By John Fitzgerald
PART ONE
Callan in the early years of the twentieth century was a thriving market town-thanks mainly to its monthly fair and weekly fowl markets. The fair was on the third Wednesday of each month, and saw the town transformed into a hive of wheeling and dealing. Buyers and sellers of livestock converged on Callan from a radius of about fifty miles around.
Pony and traps, ass and carts, bicycles, and cranky motorcars lined every street on fair day. Townspeople awoke to the clattering of hooves on the pavement. From cockcrow, they could hear drovers ushering their herds. Loud voices and the sound of sticks whacking the beastly column shattered the morning silence. And they caught the pungent whiff of dung that hung in the air, seeping into their homes.
Jack Gardiner attended his first fair in 1912 at the age of ten. With his brother and father, he helped to drive cattle from Poulacapple into Callan. They paid the required admission fee of 3 pence to enter the fair grounds. A sea of cattle, pigs, donkeys, and other creatures stretched out before him.

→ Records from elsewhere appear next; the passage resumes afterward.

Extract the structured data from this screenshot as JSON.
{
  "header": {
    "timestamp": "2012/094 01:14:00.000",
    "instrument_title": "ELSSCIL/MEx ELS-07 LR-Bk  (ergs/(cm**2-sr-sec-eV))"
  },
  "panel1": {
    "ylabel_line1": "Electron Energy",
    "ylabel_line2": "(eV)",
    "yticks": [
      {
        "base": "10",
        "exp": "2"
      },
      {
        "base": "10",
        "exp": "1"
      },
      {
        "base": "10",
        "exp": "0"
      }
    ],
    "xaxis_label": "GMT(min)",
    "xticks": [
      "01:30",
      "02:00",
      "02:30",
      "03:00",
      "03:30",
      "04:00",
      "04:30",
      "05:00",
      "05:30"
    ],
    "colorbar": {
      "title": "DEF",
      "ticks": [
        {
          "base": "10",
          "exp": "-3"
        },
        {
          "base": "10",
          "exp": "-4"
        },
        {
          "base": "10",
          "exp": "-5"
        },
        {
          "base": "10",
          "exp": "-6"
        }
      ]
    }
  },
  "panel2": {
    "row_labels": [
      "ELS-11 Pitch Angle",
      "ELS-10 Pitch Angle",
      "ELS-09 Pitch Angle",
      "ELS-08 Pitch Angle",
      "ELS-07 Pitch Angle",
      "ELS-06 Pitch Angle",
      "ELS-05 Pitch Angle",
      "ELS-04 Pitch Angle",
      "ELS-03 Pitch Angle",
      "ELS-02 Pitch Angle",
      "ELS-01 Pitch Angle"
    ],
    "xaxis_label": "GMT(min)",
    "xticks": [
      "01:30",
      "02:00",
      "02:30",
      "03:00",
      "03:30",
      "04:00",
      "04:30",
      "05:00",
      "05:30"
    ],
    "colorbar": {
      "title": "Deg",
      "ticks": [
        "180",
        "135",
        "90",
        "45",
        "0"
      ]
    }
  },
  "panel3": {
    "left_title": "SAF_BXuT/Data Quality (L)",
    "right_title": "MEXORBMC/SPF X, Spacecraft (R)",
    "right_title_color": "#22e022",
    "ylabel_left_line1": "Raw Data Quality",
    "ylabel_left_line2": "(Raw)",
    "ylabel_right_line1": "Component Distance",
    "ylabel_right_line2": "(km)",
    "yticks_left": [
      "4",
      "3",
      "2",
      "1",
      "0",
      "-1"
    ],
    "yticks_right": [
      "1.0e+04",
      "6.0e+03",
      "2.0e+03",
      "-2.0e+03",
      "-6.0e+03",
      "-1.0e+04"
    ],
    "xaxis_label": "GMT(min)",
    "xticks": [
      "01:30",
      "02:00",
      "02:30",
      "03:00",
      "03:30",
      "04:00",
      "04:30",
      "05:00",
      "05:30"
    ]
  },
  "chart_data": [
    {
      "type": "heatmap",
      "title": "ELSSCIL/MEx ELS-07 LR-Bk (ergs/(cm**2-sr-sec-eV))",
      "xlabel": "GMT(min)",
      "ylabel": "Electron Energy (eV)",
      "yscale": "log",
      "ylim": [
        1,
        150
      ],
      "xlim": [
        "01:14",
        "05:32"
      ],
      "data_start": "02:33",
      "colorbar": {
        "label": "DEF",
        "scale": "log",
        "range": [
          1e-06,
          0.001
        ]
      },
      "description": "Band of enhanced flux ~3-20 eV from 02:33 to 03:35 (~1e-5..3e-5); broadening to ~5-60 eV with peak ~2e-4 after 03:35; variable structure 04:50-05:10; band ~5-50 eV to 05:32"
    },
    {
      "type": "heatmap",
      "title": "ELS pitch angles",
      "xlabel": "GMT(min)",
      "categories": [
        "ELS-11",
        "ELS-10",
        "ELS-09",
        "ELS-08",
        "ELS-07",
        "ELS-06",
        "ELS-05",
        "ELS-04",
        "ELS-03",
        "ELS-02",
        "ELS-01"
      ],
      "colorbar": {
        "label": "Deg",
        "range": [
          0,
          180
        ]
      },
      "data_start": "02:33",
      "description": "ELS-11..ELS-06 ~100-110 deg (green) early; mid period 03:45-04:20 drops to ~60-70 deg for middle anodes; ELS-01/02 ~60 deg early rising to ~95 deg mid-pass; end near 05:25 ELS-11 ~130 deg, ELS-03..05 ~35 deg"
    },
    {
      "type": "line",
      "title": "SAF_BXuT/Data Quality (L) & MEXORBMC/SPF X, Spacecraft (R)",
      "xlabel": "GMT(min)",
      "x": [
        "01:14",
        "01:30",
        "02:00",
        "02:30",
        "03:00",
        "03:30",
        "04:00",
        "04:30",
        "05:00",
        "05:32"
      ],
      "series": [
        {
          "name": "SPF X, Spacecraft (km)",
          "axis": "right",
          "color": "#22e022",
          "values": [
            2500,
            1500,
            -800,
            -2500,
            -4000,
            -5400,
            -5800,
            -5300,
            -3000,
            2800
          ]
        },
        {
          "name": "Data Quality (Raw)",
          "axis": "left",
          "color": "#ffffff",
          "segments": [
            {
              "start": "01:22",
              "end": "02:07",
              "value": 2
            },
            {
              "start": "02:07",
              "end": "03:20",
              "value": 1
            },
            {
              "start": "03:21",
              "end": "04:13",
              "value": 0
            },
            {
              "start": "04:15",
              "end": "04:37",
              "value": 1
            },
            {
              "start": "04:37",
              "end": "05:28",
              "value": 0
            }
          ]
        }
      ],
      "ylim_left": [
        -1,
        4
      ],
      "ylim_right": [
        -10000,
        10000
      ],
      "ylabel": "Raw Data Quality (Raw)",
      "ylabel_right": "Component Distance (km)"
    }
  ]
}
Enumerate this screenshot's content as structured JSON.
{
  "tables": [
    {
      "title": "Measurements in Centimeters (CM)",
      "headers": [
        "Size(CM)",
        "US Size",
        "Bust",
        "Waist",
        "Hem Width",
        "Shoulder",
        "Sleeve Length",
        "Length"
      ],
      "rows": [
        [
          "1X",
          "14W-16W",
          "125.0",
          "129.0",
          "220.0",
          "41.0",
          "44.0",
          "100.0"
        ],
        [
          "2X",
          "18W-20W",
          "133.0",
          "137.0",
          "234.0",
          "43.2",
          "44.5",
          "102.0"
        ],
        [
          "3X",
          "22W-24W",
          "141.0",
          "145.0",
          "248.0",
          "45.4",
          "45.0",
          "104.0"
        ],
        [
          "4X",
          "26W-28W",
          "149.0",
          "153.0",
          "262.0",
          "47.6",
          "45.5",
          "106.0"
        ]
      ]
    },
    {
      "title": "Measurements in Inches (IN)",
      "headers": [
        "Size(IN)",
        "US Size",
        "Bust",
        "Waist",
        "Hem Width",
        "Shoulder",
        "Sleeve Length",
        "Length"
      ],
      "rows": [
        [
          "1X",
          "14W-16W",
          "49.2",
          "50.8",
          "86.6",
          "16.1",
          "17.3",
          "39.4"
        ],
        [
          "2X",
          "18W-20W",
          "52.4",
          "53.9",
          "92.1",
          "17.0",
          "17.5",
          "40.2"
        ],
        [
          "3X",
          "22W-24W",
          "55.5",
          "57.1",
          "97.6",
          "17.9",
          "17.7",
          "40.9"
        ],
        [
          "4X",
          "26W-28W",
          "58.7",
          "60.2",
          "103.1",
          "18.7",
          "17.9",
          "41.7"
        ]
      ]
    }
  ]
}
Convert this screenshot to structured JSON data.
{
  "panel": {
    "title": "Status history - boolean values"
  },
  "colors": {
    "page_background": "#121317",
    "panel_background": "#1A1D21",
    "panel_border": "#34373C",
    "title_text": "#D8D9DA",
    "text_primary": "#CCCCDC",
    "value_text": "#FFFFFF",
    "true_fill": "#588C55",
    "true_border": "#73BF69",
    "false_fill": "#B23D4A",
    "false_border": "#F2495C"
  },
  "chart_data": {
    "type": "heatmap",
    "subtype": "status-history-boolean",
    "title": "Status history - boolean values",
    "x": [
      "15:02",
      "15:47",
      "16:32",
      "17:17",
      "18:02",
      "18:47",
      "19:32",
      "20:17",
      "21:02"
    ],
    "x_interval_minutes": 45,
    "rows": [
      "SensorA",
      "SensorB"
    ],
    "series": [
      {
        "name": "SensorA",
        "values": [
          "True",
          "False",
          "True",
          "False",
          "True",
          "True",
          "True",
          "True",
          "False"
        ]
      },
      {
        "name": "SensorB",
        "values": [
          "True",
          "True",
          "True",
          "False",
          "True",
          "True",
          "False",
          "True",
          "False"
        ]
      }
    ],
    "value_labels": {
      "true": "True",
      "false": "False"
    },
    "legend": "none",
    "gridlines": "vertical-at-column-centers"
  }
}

Cattle predominated, but on both sides of the old pathway up the middle of the Green Jack saw carts containing creels of pigs and bonhams. Down by the wall in Green Lane were sheep pens. He noticed fellows his own age and older “turning the wild-act” on the pen railings. There was always chaos and confusion for the opening minutes of the fair, but then things settled down.
The young Jack Gardiner was mesmerised by the scene of riotous chatter, loud bursts of hearty laughter, and the massed ranks of animals snorting, grunting, bleating-and roaring to the high heavens. It was like Noah’s Ark, he thought. Looking around the green, he tried to understand what all the fuss was about.
He watched the burly farmers and dealers milling around… in groups large and small, spitting, palm slapping and holding forth in tones of great persuasion on the alleged value of the piglets, bullocks, and other livestock they had come to sell.
He listened with bated breath to the cursing and swearing from the buyers who always suspected-and often rightly so; that they were being codded by wily dealers. Meanwhile, their wives and girlfriends had huddled together in little groups to exchange gossip and pronounce judgement on the issues of the day. The alternately hushed and animated cackling of the women “had a certain music to it”, Jack discovered.
The fairs he attended afterwards, right up to the very last of them in the 60s, remained true to his first impression of this now dead Irish tradition. “The fairs were mighty”, Jack reflected, “they were the heart and soul of Callan and the town was never the same since they stopped”.
He recalled that people-both buyers and sellers-embarked on their journey to Callan for the fair as early as 3 A.M., depending on how far they had to travel. They came from places like Grange, Kells, Windgap, Mullinahone, and Ballingarry, to be joined by hundreds of locals.
There was a very visible cash flow at the fairs. “Jobbers” and “tanglers” -men seeking to buy-in before the animals reached the Fair Green- met cattle coming into town. And every buyer had his “man in the town” who tipped him off or gave him the wink about a “nice lot” from such-and-such a place.